Néanmoins, les parents commencent à trouver le temps long. Ils s’inquiètent surtout de la possibilité que Tanguy ne parte jamais.
Il doit s’envoler prochainement pour Pékin mais sa thèse est finalement repoussée.
Je suis plus à un an près.
Il trimballe sa petite amie en repoussant sans cesse leur emménagement.
Ses excuses ne tiennent plus. La réalité est que Tanguy est bien à la maison avec tout le confort et aucune raison d’en partir, comme il l’explique à sa grand-mère Odile (Hélène Duc).
Je sais que je suis un privilégié. (…) Pourquoi voudrais-tu que je renonce à ce bonheur de tous les instants?
Edith en fait un ulcère et Paul est au bord de la crise de nerfs, sous la pression de sa mère.
Un gosse né avec treize jours de retard… il aura toujours du mal à partir!
Les parents vont essayer de tout faire pour chasser leur fils en pourrissant son quotidien. Cela ne marche pas. Alors Paul finit, à contre-coeur, par lui prendre un appartement. Échec. Tanguy fait du chantage affectif à sa mère pour revenir.
Je suis pas fait pour vivre seul : Je sais pas me faire à manger, je sais pas faire le ménage, je comprends rien aux factures. Et puis c’est petit ici. Je suis pas prêt psychologiquement. J’ai peur. Vous me manquez. Laissez moi rentrer à la maison sinon je vais rater ma thèse, je vais tout rater… Je vais mourir maman.
À son retour, il doit signer une charte de bonne conduite militaire. Son père lui trouve un job. Tanguy doit accompagner un étudiant à préparer son concours d’entrée à Normale Sup. Lorsque Paul découvre que son fils encaisse 25,000 francs par mois, nourri logé blanchi, il explose. Tanguy est viré de l’appartement.

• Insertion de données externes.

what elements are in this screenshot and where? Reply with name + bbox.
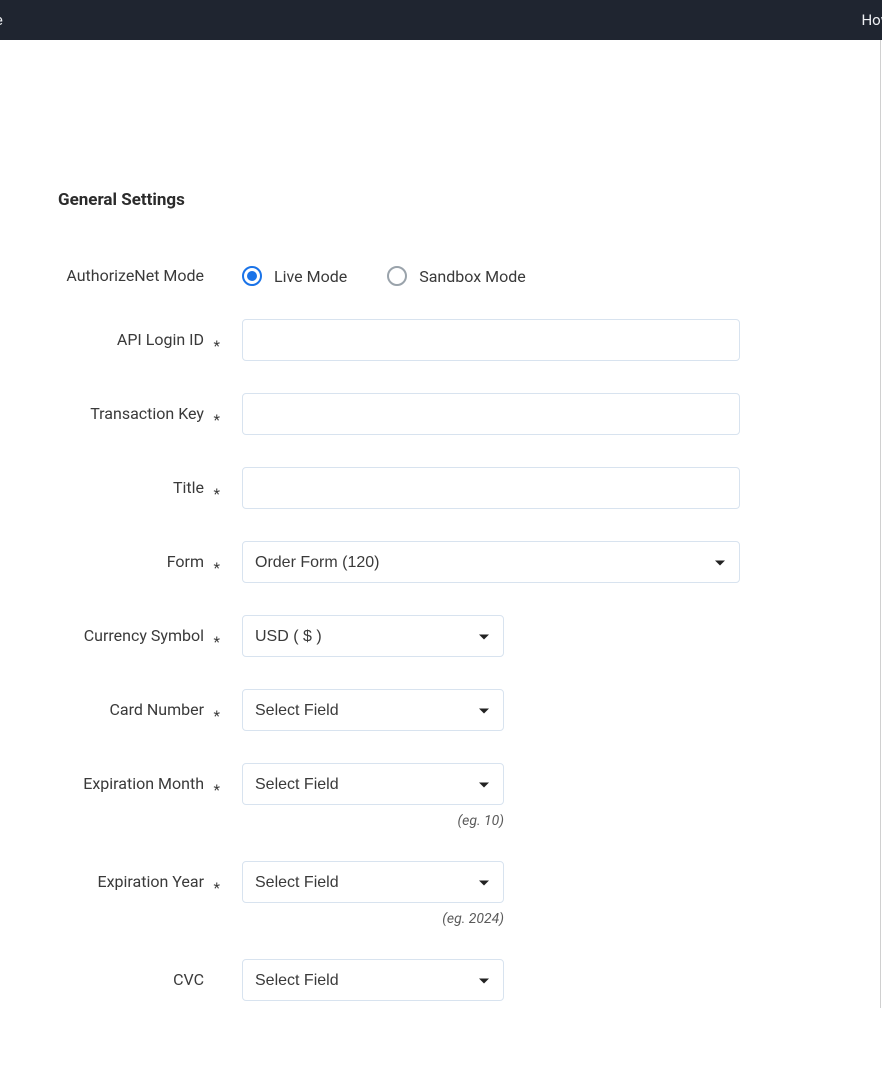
mode-radio-group: Live Mode Sandbox Mode xyxy=(242,265,526,287)
section-title: General Settings xyxy=(58,190,842,210)
settings-form: General Settings AuthorizeNet Mode Live … xyxy=(0,40,882,1073)
label-transaction-key: Transaction Key xyxy=(40,393,212,435)
row-mode: AuthorizeNet Mode Live Mode Sandbox Mode xyxy=(40,265,842,287)
vertical-divider xyxy=(880,40,881,1008)
row-card-number: Card Number Select Field xyxy=(40,689,842,731)
row-title: Title xyxy=(40,467,842,509)
select-exp-month[interactable]: Select Field xyxy=(242,763,504,805)
hint-exp-month: (eg. 10) xyxy=(242,813,504,829)
hint-exp-year: (eg. 2024) xyxy=(242,911,504,927)
row-currency: Currency Symbol USD ( $ ) xyxy=(40,615,842,657)
select-currency[interactable]: USD ( $ ) xyxy=(242,615,504,657)
label-card-number: Card Number xyxy=(40,689,212,731)
radio-live-mode[interactable]: Live Mode xyxy=(242,266,347,286)
label-title: Title xyxy=(40,467,212,509)
row-exp-year: Expiration Year Select Field (eg. 2024) xyxy=(40,861,842,927)
label-currency: Currency Symbol xyxy=(40,615,212,657)
input-api-login-id[interactable] xyxy=(242,319,740,361)
label-exp-month: Expiration Month xyxy=(40,763,212,805)
row-form: Form Order Form (120) xyxy=(40,541,842,583)
row-transaction-key: Transaction Key xyxy=(40,393,842,435)
radio-checked-icon xyxy=(242,266,262,286)
input-title[interactable] xyxy=(242,467,740,509)
label-form: Form xyxy=(40,541,212,583)
label-api-login-id: API Login ID xyxy=(40,319,212,361)
select-card-number-wrap: Select Field xyxy=(242,689,504,731)
select-exp-year[interactable]: Select Field xyxy=(242,861,504,903)
topbar-left-fragment: te xyxy=(0,11,3,29)
select-cvc[interactable]: Select Field xyxy=(242,959,504,1001)
select-exp-year-wrap: Select Field xyxy=(242,861,504,903)
radio-sandbox-mode[interactable]: Sandbox Mode xyxy=(387,266,526,286)
radio-sandbox-label: Sandbox Mode xyxy=(419,267,526,286)
select-form-wrap: Order Form (120) xyxy=(242,541,740,583)
radio-live-label: Live Mode xyxy=(274,267,347,286)
input-transaction-key[interactable] xyxy=(242,393,740,435)
row-cvc: CVC Select Field xyxy=(40,959,842,1001)
select-card-number[interactable]: Select Field xyxy=(242,689,504,731)
select-form[interactable]: Order Form (120) xyxy=(242,541,740,583)
radio-unchecked-icon xyxy=(387,266,407,286)
row-api-login-id: API Login ID xyxy=(40,319,842,361)
select-currency-wrap: USD ( $ ) xyxy=(242,615,504,657)
row-exp-month: Expiration Month Select Field (eg. 10) xyxy=(40,763,842,829)
label-cvc: CVC xyxy=(40,959,212,1001)
label-mode: AuthorizeNet Mode xyxy=(40,265,212,287)
topbar-right-fragment: How xyxy=(861,11,882,29)
label-exp-year: Expiration Year xyxy=(40,861,212,903)
select-cvc-wrap: Select Field xyxy=(242,959,504,1001)
select-exp-month-wrap: Select Field xyxy=(242,763,504,805)
top-bar: te How xyxy=(0,0,882,40)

Ne remets plus jamais les pieds ici!
Alors le jeune homme intente un procès à ses parents qu’il remporte, puisqu’ils sont légalement tenus de le reprendre en vertu de l’article 203 du Code Civil. Tanguy revient de nouveau au bercail. Cette fois-ci, c’est la guerre ouverte. À chaque fois, il pardonne les mauvais coups de ses parents, complètement à court de solution.
Je ne comprends pas leur haine à mon égard. Je les aime c’est tout.
Finalement, Tanguy part de lui-même en Chine où il se marie avec une Pékinoise. La vie est belle là-bas. Futur papa, Tanguy est d’autant plus épanoui que toute la famille vit sous le même toit. Ce qui donne l’occasion à Odile de se fendre d’une nouvelle pique à l’encontre de son fils.
Des gens qui assument leur famille, pas comme d’autres!
L’EXPLICATION
Tanguy, c’est une belle bande d’égoïstes.
Si les parents faisaient des enfants pour le plaisir, cela se saurait. Ils font des enfants pour mettre du sens dans leur vie (cf Arizona Junior). Pour seller une union trop facilement démontable par le divorce (cf Marriage story).
Plus que d’assurer leur reproduction (cf Tree of Life), les enfants donnent à leurs parents une espérance de vie prolongée en réalisant leurs fantasmes inassouvis. De manière plus pragmatique, les parents cherchent aussi à s’appuyer sur les enfants au moment de partir en retraite (cf Monsieur Schmidt). En résumé, on fait avant tout des enfants pour soi-même.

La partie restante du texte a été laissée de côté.